Overwhelming learners with too much information at once can cause them to abandon your course.
In the excitement of writing your first course lesson, it’s all too easy to become carried away by all the content you want to include and lose sight of how overwhelming it might be for a new learner. As a subject matter expert, there’s obviously a lot you know and want to share with your learners about your course.
However, including too much too fast can discourage learners. They begin to feel swept away by the flood of information, and quickly drop out as the amount they have to keep up with becomes more than they can manage.
Managing the flow of information is key to helping your learners succeed. So, before you get ahead of yourself, here’s a few steps you should take to make sure your readers can keep up.
1. Create a course outline.
The lack of a course outline is one of the primary causes of an information dump. Instructors who dive in to their first lesson are more likely to include an excess of information because they haven’t organized their material into a logical progression. They try to make too many points all at once, and while each piece of information may be just as important as the next, they don’t all need to be delivered at the same time.
This is what makes course outlines such a powerful tool for online instructors. They structure your content across the entire course, so that you can organize when and how to progress through the material. With a better overview of their course, instructors can keep track of which information they’ve shared with their learners, and which information is coming later in the course.
2. Give your learners a framework for the content you plan to cover.
Knowing the course outline is important for you, but it’s also important for your learners. This is what a course syllabus is good for: it’s a road map for the content to come, so that learners can see how everything fits together.

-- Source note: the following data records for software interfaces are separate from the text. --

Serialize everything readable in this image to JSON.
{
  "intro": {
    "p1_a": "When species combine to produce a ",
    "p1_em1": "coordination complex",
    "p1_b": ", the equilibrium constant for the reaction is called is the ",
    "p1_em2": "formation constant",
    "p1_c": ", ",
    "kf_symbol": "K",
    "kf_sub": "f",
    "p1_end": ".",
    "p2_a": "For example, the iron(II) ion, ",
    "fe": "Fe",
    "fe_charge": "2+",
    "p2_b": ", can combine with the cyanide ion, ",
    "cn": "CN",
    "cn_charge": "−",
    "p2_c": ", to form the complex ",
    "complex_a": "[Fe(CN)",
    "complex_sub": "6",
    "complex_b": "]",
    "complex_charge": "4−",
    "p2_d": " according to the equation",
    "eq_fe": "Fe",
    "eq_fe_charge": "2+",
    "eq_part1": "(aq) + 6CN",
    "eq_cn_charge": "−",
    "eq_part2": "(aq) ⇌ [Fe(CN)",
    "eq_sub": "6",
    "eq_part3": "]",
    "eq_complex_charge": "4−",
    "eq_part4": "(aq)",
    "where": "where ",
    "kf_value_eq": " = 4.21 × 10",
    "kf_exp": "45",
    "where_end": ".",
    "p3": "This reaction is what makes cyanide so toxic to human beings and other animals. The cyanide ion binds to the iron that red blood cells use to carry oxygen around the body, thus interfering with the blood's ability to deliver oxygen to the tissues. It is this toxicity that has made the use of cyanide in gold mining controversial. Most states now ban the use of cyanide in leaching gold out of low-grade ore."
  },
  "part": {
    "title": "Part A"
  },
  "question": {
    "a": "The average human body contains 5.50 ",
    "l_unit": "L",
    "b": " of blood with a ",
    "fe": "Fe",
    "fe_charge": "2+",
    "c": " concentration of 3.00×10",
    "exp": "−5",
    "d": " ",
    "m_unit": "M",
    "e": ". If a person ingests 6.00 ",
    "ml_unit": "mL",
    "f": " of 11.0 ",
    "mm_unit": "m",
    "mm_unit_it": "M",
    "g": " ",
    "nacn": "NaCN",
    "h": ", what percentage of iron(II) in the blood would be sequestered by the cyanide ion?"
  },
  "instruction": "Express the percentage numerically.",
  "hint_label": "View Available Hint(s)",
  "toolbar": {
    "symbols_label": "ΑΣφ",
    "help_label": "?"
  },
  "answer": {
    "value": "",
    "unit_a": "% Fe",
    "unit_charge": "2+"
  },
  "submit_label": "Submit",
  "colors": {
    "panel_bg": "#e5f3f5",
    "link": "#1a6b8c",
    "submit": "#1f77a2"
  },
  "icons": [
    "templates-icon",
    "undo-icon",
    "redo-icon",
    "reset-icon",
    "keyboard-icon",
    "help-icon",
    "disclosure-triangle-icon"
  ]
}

Without context, learners are more likely to feel lost in the course. They don’t know what’s coming up, or how their current content will apply to future lessons. By sharing the plan with your learners, it not only makes them feel less disoriented, it helps them remember the material by connecting it with the bigger picture.
3. Create a glossary of terms—and make it easy to find.
Sometimes it’s not the quantity of information that’s difficult for learners to digest, but the abundance of new terminology. An entry-level course in a new field of study can sometimes feel like learning a new language, and that’s disorienting for learners who feel like they have to stop and look up buzzwords every paragraph.
Instead of dropping your learners into the deep end and expecting them to learn to swim the hard way, offer them tools to find their way as they go. The easiest step would be to create a glossary page they can keep open in a second window and refer to whenever they need. Even better, keep an easy-reference glossary in a sidebar as your learners read though the lesson so that they can glance at it whenever they need to remember a course content.
4. Edit yourself.
Yes, you have a lot to say. As a knowledgeable, authoritative source in your industry, that’s what your students expect. But you don’t need to say it all in your first course—let along your first lesson.
Go through your course content and try to identify topics that you could classify as beginner, intermediate, or advanced. If you find yourself including too many advanced topics in an intermediate course, set them aside for later. Doing so not only prevents you from overloading your learner, it gives them a reason to sign up for your next course.
5. Create extra credit material.
Do you have a lot of supplementary material you would like to include, but doesn’t seem to be quite on theme for your lesson? Well, you should trust your instincts: if it feels like a tangent, it probably is.
But that doesn’t mean you can’t indulge it anyway! It’s fine to separate the fun “extra” material from the information that’s critical for learners to digest when taking your course. However, marking the difference between these two types of information can help your learners prioritize where they spend their time and energy.
An “extra credit” portion of your course lets your learners know that the information you’re about to cover isn’t mandatory and won’t be covered in final tests, but is relevant to your course and likely to be interesting to learners who have the time to dig a little deeper.
There’s always a learning curve. (Try not to make it too steep.)
Every learner needs time to orient themself in a new course, and there are always going to be some lessons that are more challenging for learners than others. But by taking a big picture view of your course, editing and repackaging extraneous material, and offering resources to learners to help them keep track of new concepts and terminology, you will have done a lot to help your learners get over some of the hurdles in your course.
Learning curves are a natural result of encountering new information. It’s up to you not to turn them into barriers.